Arguably the best and most important reason people use our packages is the complicated incremental sessionization logic that we provide to ensure that all events within a session get processed in a single dbt run, meaning all aggregations are up to date and correct. Since the first release of the web package, this “session” has been based on the value of domain_sessionid and has not been changeable. With version 0.16.0 we are removing this restriction.

For users who wish, you will be able to use not just any field (base atomic table or entities) in your events table, but you can even provide custom SQL to generate your “session” identifier, be it the concatenation of 2 fields, or even the truncated timestamp of the event.

While this is quite an advanced feature and use case, we believe that for those that need this it will open a whole new way to work with our web package. This is all powered by our new base macros which you can read more about below!

For information about how to do this, see our Custom Sessionization page and the web configuration variables page.

Enhancements to user stitching

User Stitching in the web package now allows you, as well as using the custom user identifier above, to also select the field to use as your stitched user id in case you do not want to use the default user_id . For example you may wish to use a field from a custom entity. For information about how to do this, see our User Stitching page and the web configuration variables.

New Base Macro

Within the majority of our packages we use the same incremental sessionization logic, with perhaps slight changes in each. This means that, while rare, any changes to this logic are difficult to roll-out, we had a lot of duplication, and that the approach was quite strict which meant you weren’t able to alter things such as what the “session” identifier was or what timestamp the event table was filtered on based on the manifest table.

The culmination of months of work is a new set of macros that cleanly, yet flexibly, recreate the core session-based incremental logic of our packages. The macros enable a far greater choice when configuring the package, without having to make changes individually to each model.

While we are using these macros in the web package, which allows much of the new flexibility, they can also be used in your own projects to build a new “snowplow-type” package from scratch with the exact setup you need.

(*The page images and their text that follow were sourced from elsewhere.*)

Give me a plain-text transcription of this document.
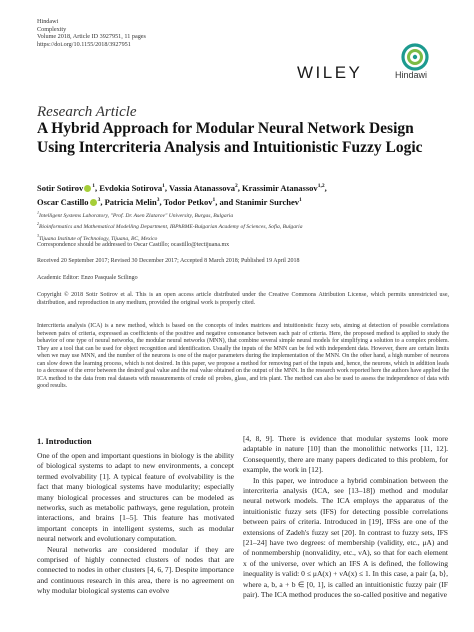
Hindawi
Complexity
Volume 2018, Article ID 3927951, 11 pages
https://doi.org/10.1155/2018/3927951
WILEY	Hindawi
Research Article
A Hybrid Approach for Modular Neural Network Design Using Intercriteria Analysis and Intuitionistic Fuzzy Logic
Sotir Sotirov $^1$, Evdokia Sotirova$^1$, Vassia Atanassova$^2$, Krassimir Atanassov$^{1,2}$,
Oscar Castillo $^3$, Patricia Melin$^3$, Todor Petkov$^1$, and Stanimir Surchev$^1$
$^1$Intelligent Systems Laboratory, "Prof. Dr. Asen Zlatarov" University, Burgas, Bulgaria
$^2$Bioinformatics and Mathematical Modelling Department, IBPhBME-Bulgarian Academy of Sciences, Sofia, Bulgaria
$^3$Tijuana Institute of Technology, Tijuana, BC, Mexico
Correspondence should be addressed to Oscar Castillo; ocastillo@tectijuana.mx
Received 20 September 2017; Revised 30 December 2017; Accepted 8 March 2018; Published 19 April 2018
Academic Editor: Enzo Pasquale Scilingo
Copyright © 2018 Sotir Sotirov et al. This is an open access article distributed under the Creative Commons Attribution License, which permits unrestricted use, distribution, and reproduction in any medium, provided the original work is properly cited.
Intercriteria analysis (ICA) is a new method, which is based on the concepts of index matrices and intuitionistic fuzzy sets, aiming at detection of possible correlations between pairs of criteria, expressed as coefficients of the positive and negative consonance between each pair of criteria. Here, the proposed method is applied to study the behavior of one type of neural networks, the modular neural networks (MNN), that combine several simple neural models for simplifying a solution to a complex problem. They are a tool that can be used for object recognition and identification. Usually the inputs of the MNN can be fed with independent data. However, there are certain limits when we may use MNN, and the number of the neurons is one of the major parameters during the implementation of the MNN. On the other hand, a high number of neurons can slow down the learning process, which is not desired. In this paper, we propose a method for removing part of the inputs and, hence, the neurons, which in addition leads to a decrease of the error between the desired goal value and the real value obtained on the output of the MNN. In the research work reported here the authors have applied the ICA method to the data from real datasets with measurements of crude oil probes, glass, and iris plant. The method can also be used to assess the independence of data with good results.
1. Introduction

One of the open and important questions in biology is the ability of biological systems to adapt to new environments, a concept termed evolvability [1]. A typical feature of evolvability is the fact that many biological systems have modularity; especially many biological processes and structures can be modeled as networks, such as metabolic pathways, gene regulation, protein interactions, and brains [1–5]. This feature has motivated important concepts in intelligent systems, such as modular neural network and evolutionary computation.

Neural networks are considered modular if they are comprised of highly connected clusters of nodes that are connected to nodes in other clusters [4, 6, 7]. Despite importance and continuous research in this area, there is no agreement on why modular biological systems can evolve

[4, 8, 9]. There is evidence that modular systems look more adaptable in nature [10] than the monolithic networks [11, 12]. Consequently, there are many papers dedicated to this problem, for example, the work in [12].

In this paper, we introduce a hybrid combination between the intercriteria analysis (ICA, see [13–18]) method and modular neural network models. The ICA employs the apparatus of the intuitionistic fuzzy sets (IFS) for detecting possible correlations between pairs of criteria. Introduced in [19], IFSs are one of the extensions of Zadeh's fuzzy set [20]. In contrast to fuzzy sets, IFS [21–24] have two degrees: of membership (validity, etc., μA) and of nonmembership (nonvalidity, etc., νA), so that for each element x of the universe, over which an IFS A is defined, the following inequality is valid: 0 ≤ μA(x) + νA(x) ≤ 1. In this case, a pair ⟨a, b⟩, where a, b, a + b ∈ [0, 1], is called an intuitionistic fuzzy pair (IF pair). The ICA method produces the so-called positive and negative
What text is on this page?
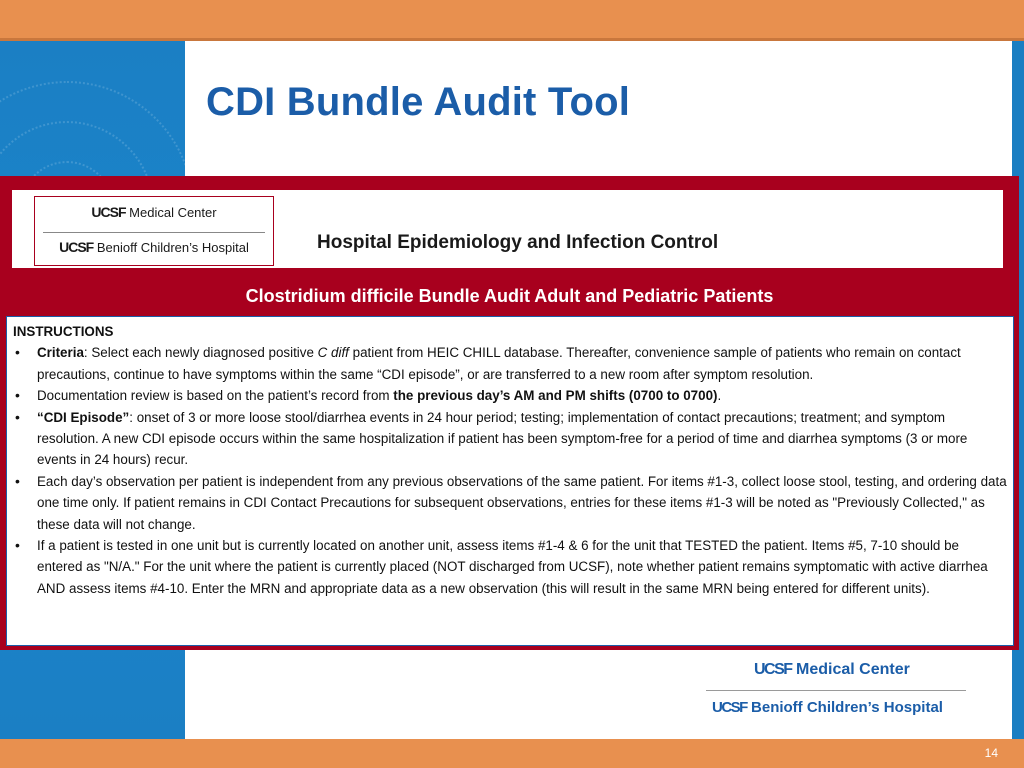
CDI Bundle Audit Tool
UCSF Medical Center
UCSF Benioff Children’s Hospital	Hospital Epidemiology and Infection Control
Clostridium difficile Bundle Audit Adult and Pediatric Patients
INSTRUCTIONS
• Criteria: Select each newly diagnosed positive C diff patient from HEIC CHILL database. Thereafter, convenience sample of patients who remain on contact precautions, continue to have symptoms within the same “CDI episode”, or are transferred to a new room after symptom resolution.
• Documentation review is based on the patient’s record from the previous day’s AM and PM shifts (0700 to 0700).
• “CDI Episode”: onset of 3 or more loose stool/diarrhea events in 24 hour period; testing; implementation of contact precautions; treatment; and symptom resolution. A new CDI episode occurs within the same hospitalization if patient has been symptom-free for a period of time and diarrhea symptoms (3 or more events in 24 hours) recur.
• Each day’s observation per patient is independent from any previous observations of the same patient. For items #1-3, collect loose stool, testing, and ordering data one time only. If patient remains in CDI Contact Precautions for subsequent observations, entries for these items #1-3 will be noted as "Previously Collected," as these data will not change.
• If a patient is tested in one unit but is currently located on another unit, assess items #1-4 & 6 for the unit that TESTED the patient. Items #5, 7-10 should be entered as "N/A." For the unit where the patient is currently placed (NOT discharged from UCSF), note whether patient remains symptomatic with active diarrhea AND assess items #4-10. Enter the MRN and appropriate data as a new observation (this will result in the same MRN being entered for different units).
UCSF Medical Center
UCSF Benioff Children’s Hospital
14
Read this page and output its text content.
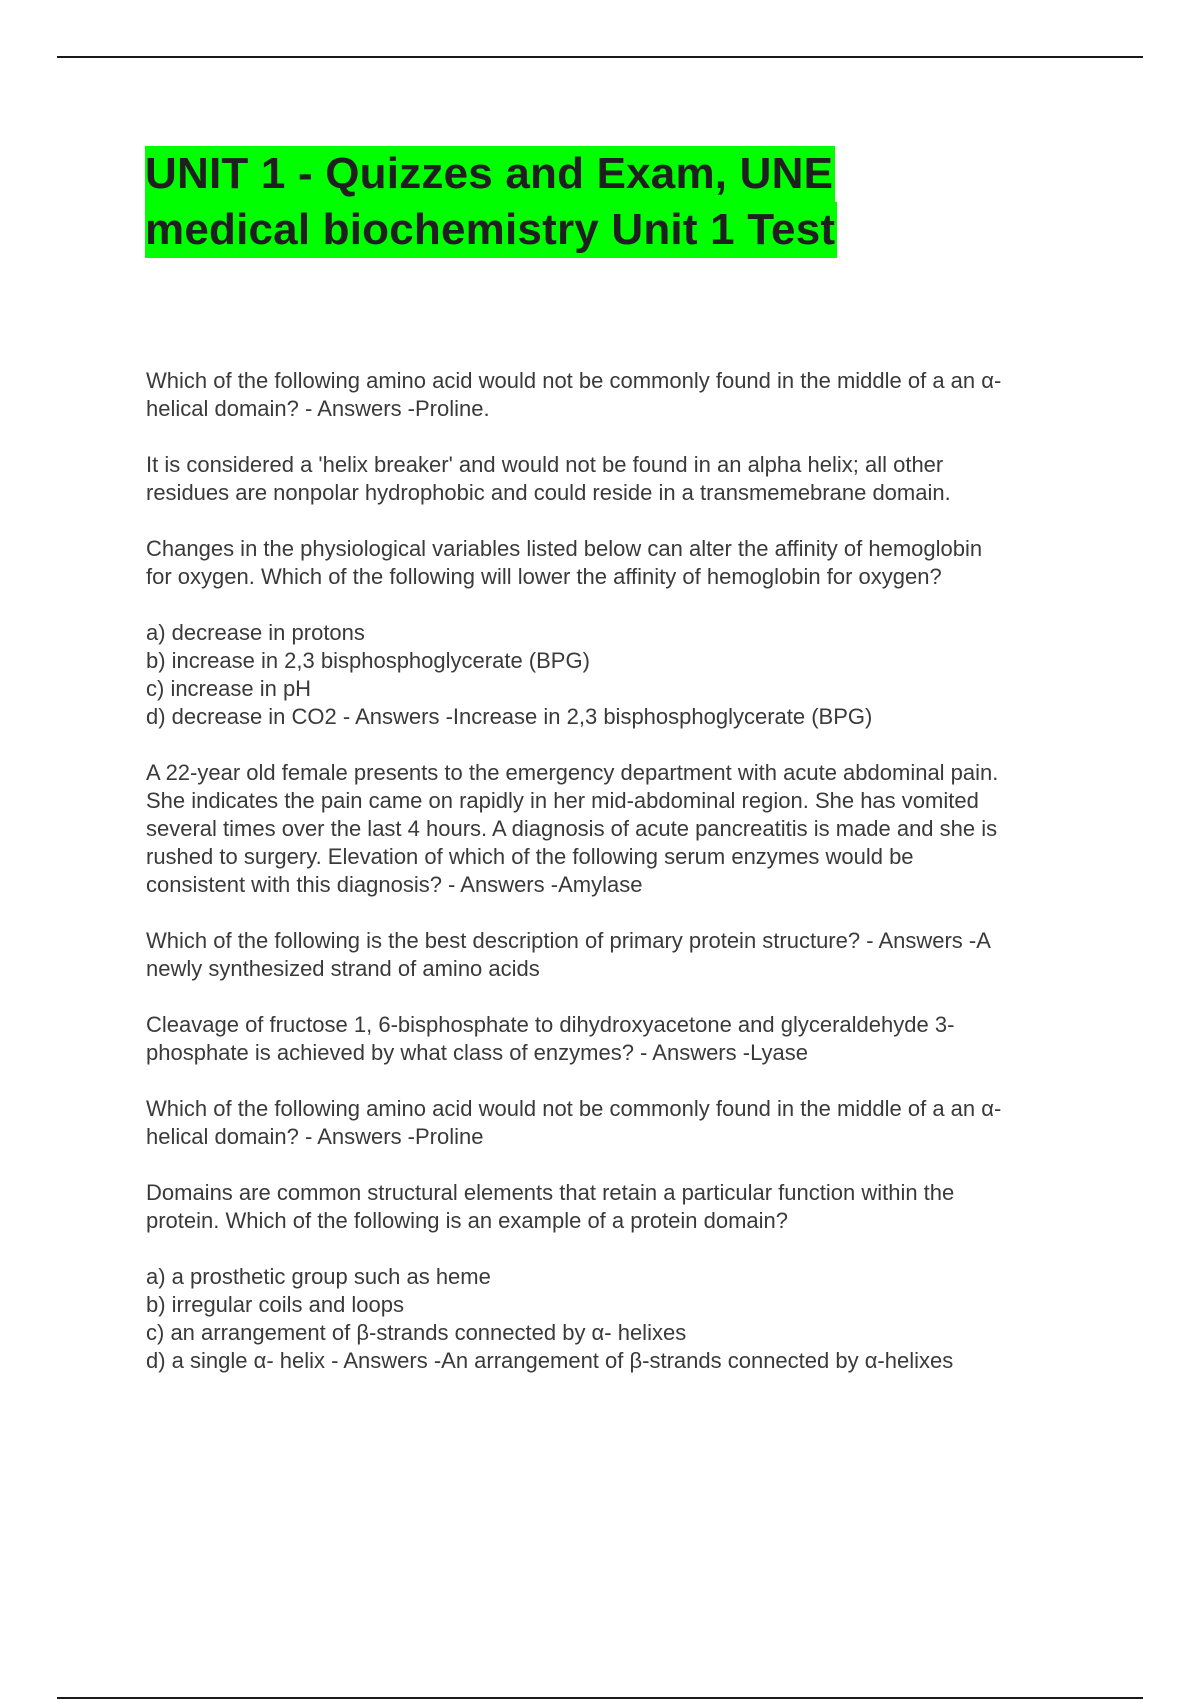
UNIT 1 - Quizzes and Exam, UNE
medical biochemistry Unit 1 Test
Which of the following amino acid would not be commonly found in the middle of a an α-
helical domain? - Answers -Proline.
It is considered a 'helix breaker' and would not be found in an alpha helix; all other
residues are nonpolar hydrophobic and could reside in a transmemebrane domain.
Changes in the physiological variables listed below can alter the affinity of hemoglobin
for oxygen. Which of the following will lower the affinity of hemoglobin for oxygen?
a) decrease in protons
b) increase in 2,3 bisphosphoglycerate (BPG)
c) increase in pH
d) decrease in CO2 - Answers -Increase in 2,3 bisphosphoglycerate (BPG)
A 22-year old female presents to the emergency department with acute abdominal pain.
She indicates the pain came on rapidly in her mid-abdominal region. She has vomited
several times over the last 4 hours. A diagnosis of acute pancreatitis is made and she is
rushed to surgery. Elevation of which of the following serum enzymes would be
consistent with this diagnosis? - Answers -Amylase
Which of the following is the best description of primary protein structure? - Answers -A
newly synthesized strand of amino acids
Cleavage of fructose 1, 6-bisphosphate to dihydroxyacetone and glyceraldehyde 3-
phosphate is achieved by what class of enzymes? - Answers -Lyase
Which of the following amino acid would not be commonly found in the middle of a an α-
helical domain? - Answers -Proline
Domains are common structural elements that retain a particular function within the
protein. Which of the following is an example of a protein domain?
a) a prosthetic group such as heme
b) irregular coils and loops
c) an arrangement of β-strands connected by α- helixes
d) a single α- helix - Answers -An arrangement of β-strands connected by α-helixes
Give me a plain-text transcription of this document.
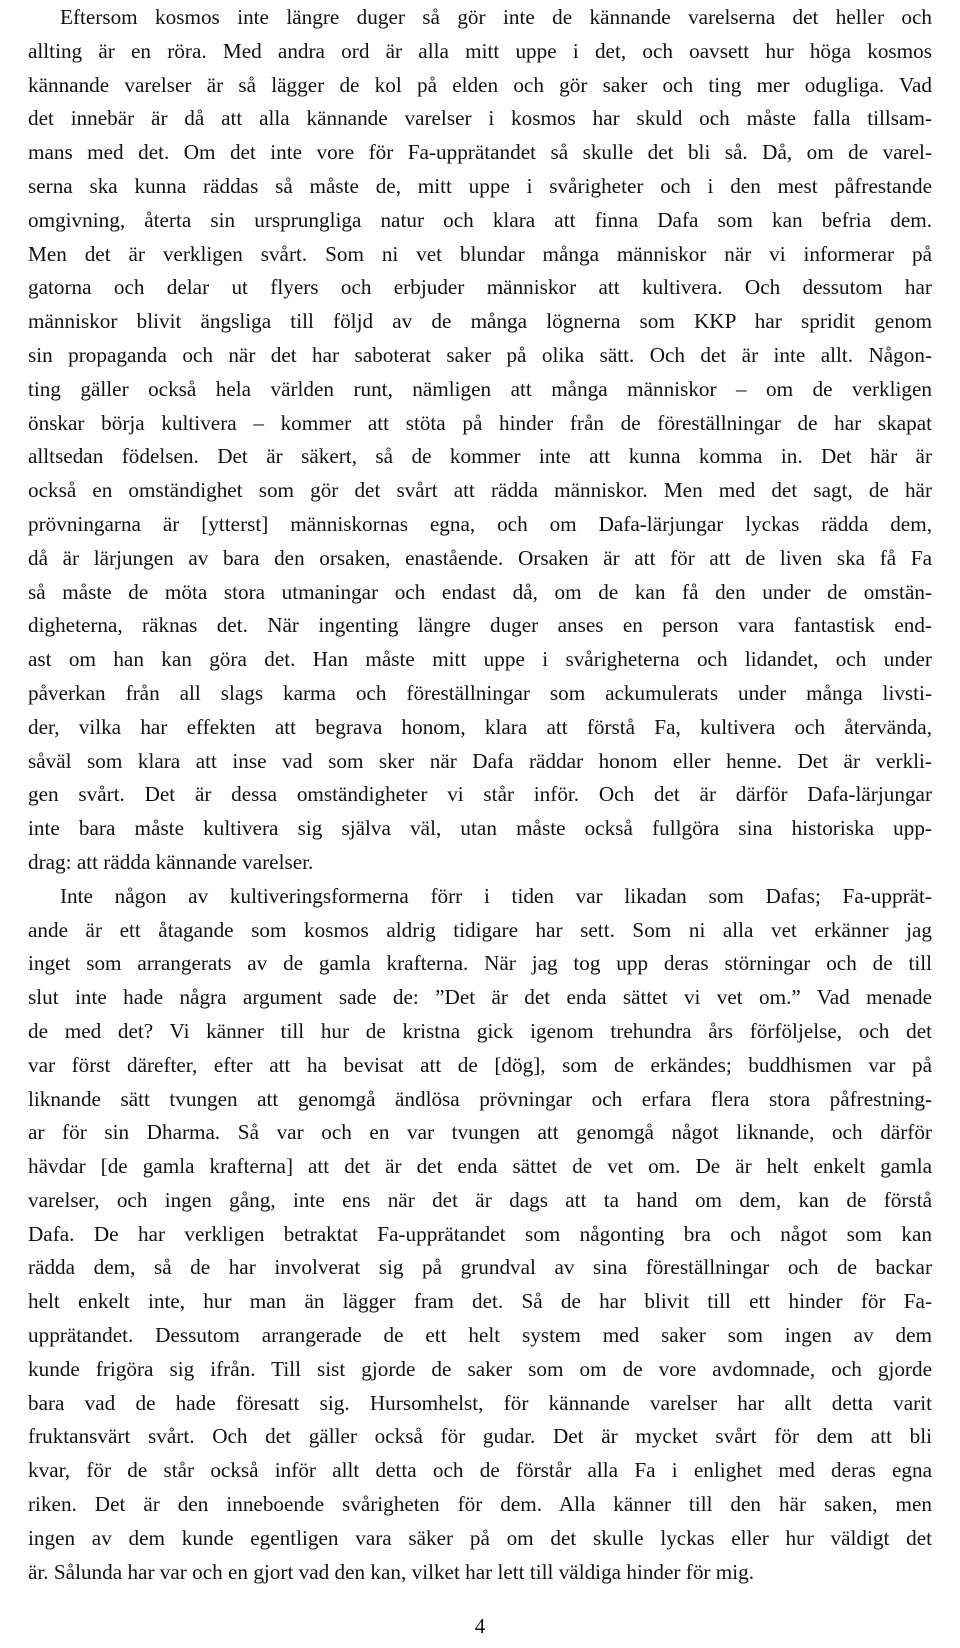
Eftersom kosmos inte längre duger så gör inte de kännande varelserna det heller och
allting är en röra. Med andra ord är alla mitt uppe i det, och oavsett hur höga kosmos
kännande varelser är så lägger de kol på elden och gör saker och ting mer odugliga. Vad
det innebär är då att alla kännande varelser i kosmos har skuld och måste falla tillsam-
mans med det. Om det inte vore för Fa-upprätandet så skulle det bli så. Då, om de varel-
serna ska kunna räddas så måste de, mitt uppe i svårigheter och i den mest påfrestande
omgivning, återta sin ursprungliga natur och klara att finna Dafa som kan befria dem.
Men det är verkligen svårt. Som ni vet blundar många människor när vi informerar på
gatorna och delar ut flyers och erbjuder människor att kultivera. Och dessutom har
människor blivit ängsliga till följd av de många lögnerna som KKP har spridit genom
sin propaganda och när det har saboterat saker på olika sätt. Och det är inte allt. Någon-
ting gäller också hela världen runt, nämligen att många människor – om de verkligen
önskar börja kultivera – kommer att stöta på hinder från de föreställningar de har skapat
alltsedan födelsen. Det är säkert, så de kommer inte att kunna komma in. Det här är
också en omständighet som gör det svårt att rädda människor. Men med det sagt, de här
prövningarna är [ytterst] människornas egna, och om Dafa-lärjungar lyckas rädda dem,
då är lärjungen av bara den orsaken, enastående. Orsaken är att för att de liven ska få Fa
så måste de möta stora utmaningar och endast då, om de kan få den under de omstän-
digheterna, räknas det. När ingenting längre duger anses en person vara fantastisk end-
ast om han kan göra det. Han måste mitt uppe i svårigheterna och lidandet, och under
påverkan från all slags karma och föreställningar som ackumulerats under många livsti-
der, vilka har effekten att begrava honom, klara att förstå Fa, kultivera och återvända,
såväl som klara att inse vad som sker när Dafa räddar honom eller henne. Det är verkli-
gen svårt. Det är dessa omständigheter vi står inför. Och det är därför Dafa-lärjungar
inte bara måste kultivera sig själva väl, utan måste också fullgöra sina historiska upp-
drag: att rädda kännande varelser.
Inte någon av kultiveringsformerna förr i tiden var likadan som Dafas; Fa-upprät-
ande är ett åtagande som kosmos aldrig tidigare har sett. Som ni alla vet erkänner jag
inget som arrangerats av de gamla krafterna. När jag tog upp deras störningar och de till
slut inte hade några argument sade de: ”Det är det enda sättet vi vet om.” Vad menade
de med det? Vi känner till hur de kristna gick igenom trehundra års förföljelse, och det
var först därefter, efter att ha bevisat att de [dög], som de erkändes; buddhismen var på
liknande sätt tvungen att genomgå ändlösa prövningar och erfara flera stora påfrestning-
ar för sin Dharma. Så var och en var tvungen att genomgå något liknande, och därför
hävdar [de gamla krafterna] att det är det enda sättet de vet om. De är helt enkelt gamla
varelser, och ingen gång, inte ens när det är dags att ta hand om dem, kan de förstå
Dafa. De har verkligen betraktat Fa-upprätandet som någonting bra och något som kan
rädda dem, så de har involverat sig på grundval av sina föreställningar och de backar
helt enkelt inte, hur man än lägger fram det. Så de har blivit till ett hinder för Fa-
upprätandet. Dessutom arrangerade de ett helt system med saker som ingen av dem
kunde frigöra sig ifrån. Till sist gjorde de saker som om de vore avdomnade, och gjorde
bara vad de hade föresatt sig. Hursomhelst, för kännande varelser har allt detta varit
fruktansvärt svårt. Och det gäller också för gudar. Det är mycket svårt för dem att bli
kvar, för de står också inför allt detta och de förstår alla Fa i enlighet med deras egna
riken. Det är den inneboende svårigheten för dem. Alla känner till den här saken, men
ingen av dem kunde egentligen vara säker på om det skulle lyckas eller hur väldigt det
är. Sålunda har var och en gjort vad den kan, vilket har lett till väldiga hinder för mig.
4
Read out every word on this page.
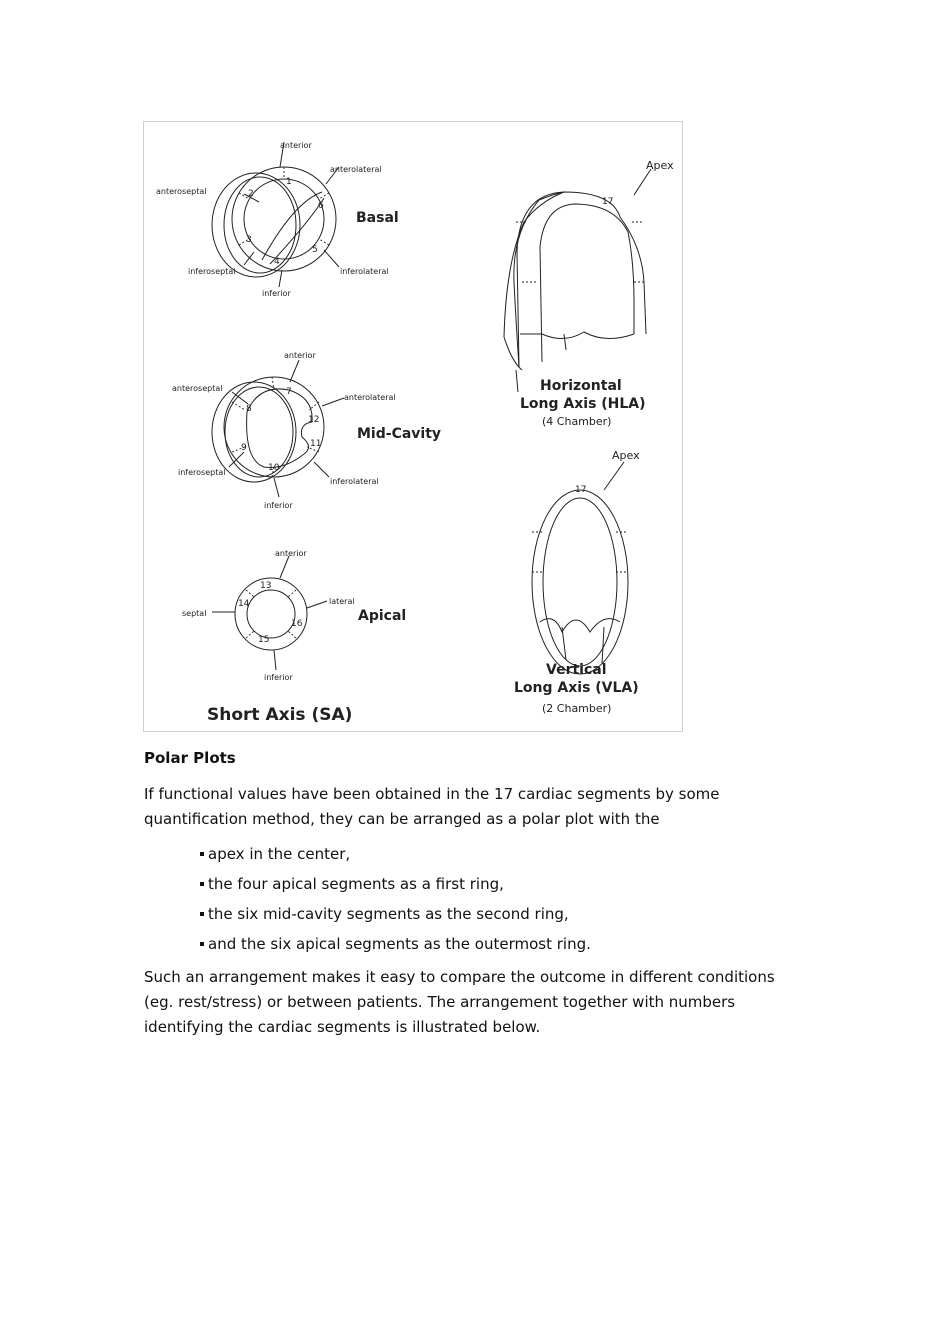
anterior
anterolateral
anteroseptal
inferoseptal	inferolateral
inferior
1
2
3
4
5
6
Basal
anterior
anterolateral
anteroseptal
inferoseptal
inferolateral
inferior
7
8
9
10
11
12
Mid-Cavity
anterior
septal
lateral
inferior
13
14
15
16	Apical
Short Axis (SA)
17
Apex
Horizontal
Long Axis (HLA)
(4 Chamber)
17
Apex
Vertical
Long Axis (VLA)
(2 Chamber)
Polar Plots

If functional values have been obtained in the 17 cardiac segments by some quantification method, they can be arranged as a polar plot with the

apex in the center,
the four apical segments as a first ring,
the six mid-cavity segments as the second ring,
and the six apical segments as the outermost ring.

Such an arrangement makes it easy to compare the outcome in different conditions (eg. rest/stress) or between patients. The arrangement together with numbers identifying the cardiac segments is illustrated below.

For information about how to do this, see our Advanced Usage of the Utils package page and the utils configuration variables.

We also plan for the full release to produce a repo of demo projects that you can use to understand how to use these macros and configure them to work as you need them to.

Custom Entity and SDE fields in Redshift/Postgres

Finally, thanks to the work done in those base macros, it is now possible (and easy!) to include custom entity or SDE fields in the snowplow_web_base_events_this_run table, which will make it MUCH easier to build custom models that use these fields, or to use them in the passthrough feature described above.

This has been another feature that we have had requested multiple times, and without this work would have been complex for both us and the user to implement. The new base macro allowed us to do this in a flexible, yet controlled way.

For information about how to do this, see our Building Custom Models page and the web configuration variables.

The rest

There’s a few others changes to checkout in the utils CHANGELOG and the one for web and make sure to checkout the migration guide for when you upgrade.